Neben seinen Veröffentlichungen zur Kunst und Architektur, erschien jüngst die Monografie «Joseph Beuys. Kunst. Kapital. Revolution» (2021), in welcher er sich 24 ikonischen Werke des Jahrhundertkünstlers widmet.

Mit der Künstlerin Karin Sander vertritt er 2023 an der Architekturbiennale von Venedig die Schweiz.

SRF: In der Kunst trennen wir zwischen Künstler und Werk. Was aber, wenn sich dies nicht mehr trennen lässt: Lässt sich solche Kunst noch rechtfertigen?
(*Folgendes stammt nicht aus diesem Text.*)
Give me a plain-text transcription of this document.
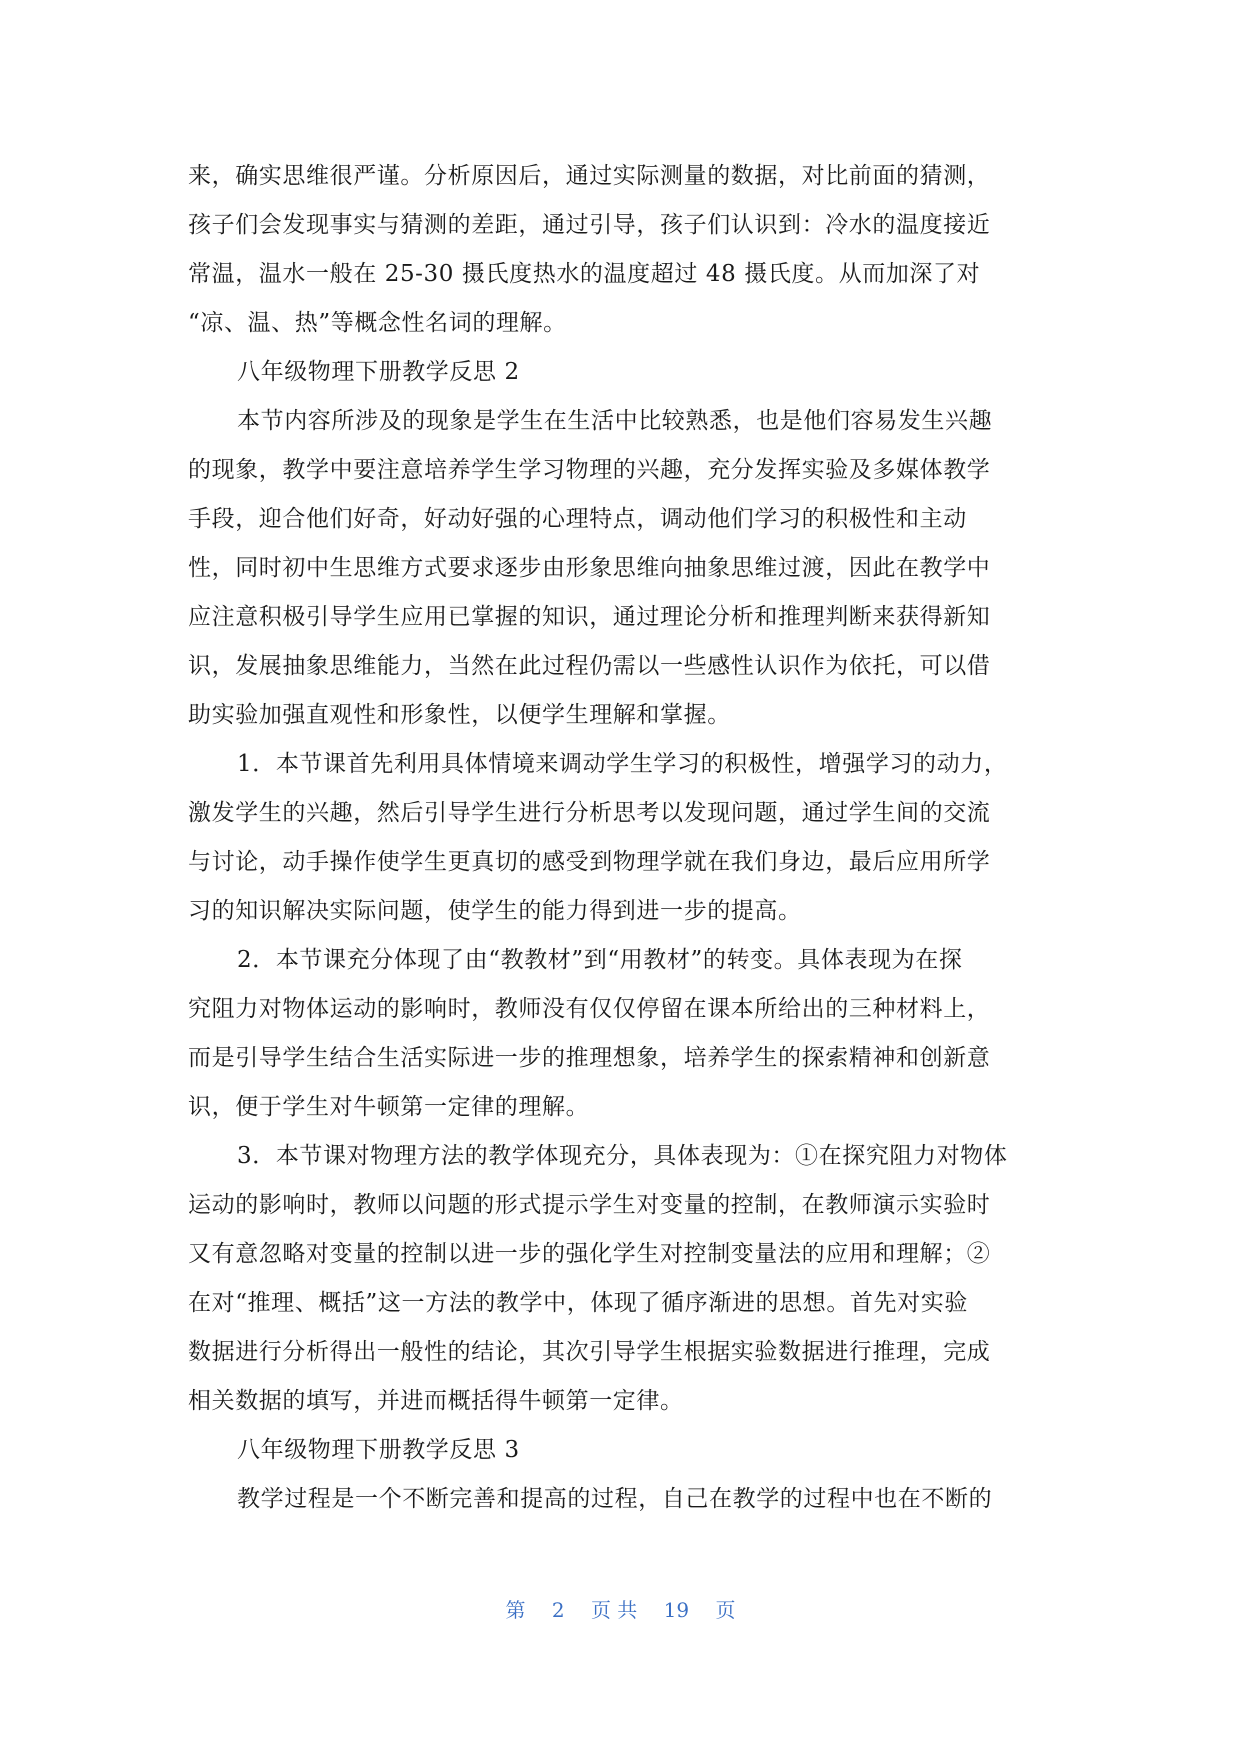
来，确实思维很严谨。分析原因后，通过实际测量的数据，对比前面的猜测，
孩子们会发现事实与猜测的差距，通过引导，孩子们认识到：冷水的温度接近
常温，温水一般在 25-30 摄氏度热水的温度超过 48 摄氏度。从而加深了对
“凉、温、热”等概念性名词的理解。
八年级物理下册教学反思 2
本节内容所涉及的现象是学生在生活中比较熟悉，也是他们容易发生兴趣
的现象，教学中要注意培养学生学习物理的兴趣，充分发挥实验及多媒体教学
手段，迎合他们好奇，好动好强的心理特点，调动他们学习的积极性和主动
性，同时初中生思维方式要求逐步由形象思维向抽象思维过渡，因此在教学中
应注意积极引导学生应用已掌握的知识，通过理论分析和推理判断来获得新知
识，发展抽象思维能力，当然在此过程仍需以一些感性认识作为依托，可以借
助实验加强直观性和形象性，以便学生理解和掌握。
1．本节课首先利用具体情境来调动学生学习的积极性，增强学习的动力，
激发学生的兴趣，然后引导学生进行分析思考以发现问题，通过学生间的交流
与讨论，动手操作使学生更真切的感受到物理学就在我们身边，最后应用所学
习的知识解决实际问题，使学生的能力得到进一步的提高。
2．本节课充分体现了由“教教材”到“用教材”的转变。具体表现为在探
究阻力对物体运动的影响时，教师没有仅仅停留在课本所给出的三种材料上，
而是引导学生结合生活实际进一步的推理想象，培养学生的探索精神和创新意
识，便于学生对牛顿第一定律的理解。
3．本节课对物理方法的教学体现充分，具体表现为：①在探究阻力对物体
运动的影响时，教师以问题的形式提示学生对变量的控制，在教师演示实验时
又有意忽略对变量的控制以进一步的强化学生对控制变量法的应用和理解；②
在对“推理、概括”这一方法的教学中，体现了循序渐进的思想。首先对实验
数据进行分析得出一般性的结论，其次引导学生根据实验数据进行推理，完成
相关数据的填写，并进而概括得牛顿第一定律。
八年级物理下册教学反思 3
教学过程是一个不断完善和提高的过程，自己在教学的过程中也在不断的
第 2 页 共 19 页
Philip Ursprung: Kunst an sich ist nicht gewalttätig. Es gibt keine gewalttätige Kunst. Aber es gibt Künstler, die gewalttätig oder sogar Verbrecher sind. Wenn sich diese beiden Dinge vermischen, ist davon auch die Kunst berührt. Wir können solche Werke nicht mehr anschauen wie zuvor. Aber sie gar nicht mehr zu betrachten, wäre nicht legitim.

Der Maler Caravaggio beispielsweise war ein Mörder. Trotzdem hat man ihn nicht aus dem Kanon gestrichen. Müssten wir seine Kunst nicht ächten?

Caravaggio hatte in einem Streit einen Totschlag begangen und wurde danach vom Papst begnadigt. Aus der Kunstgeschichte ist er schlicht nicht wegzudenken. In seinem Fall ist die Gewalt sogar Teil der Betrachtung geworden.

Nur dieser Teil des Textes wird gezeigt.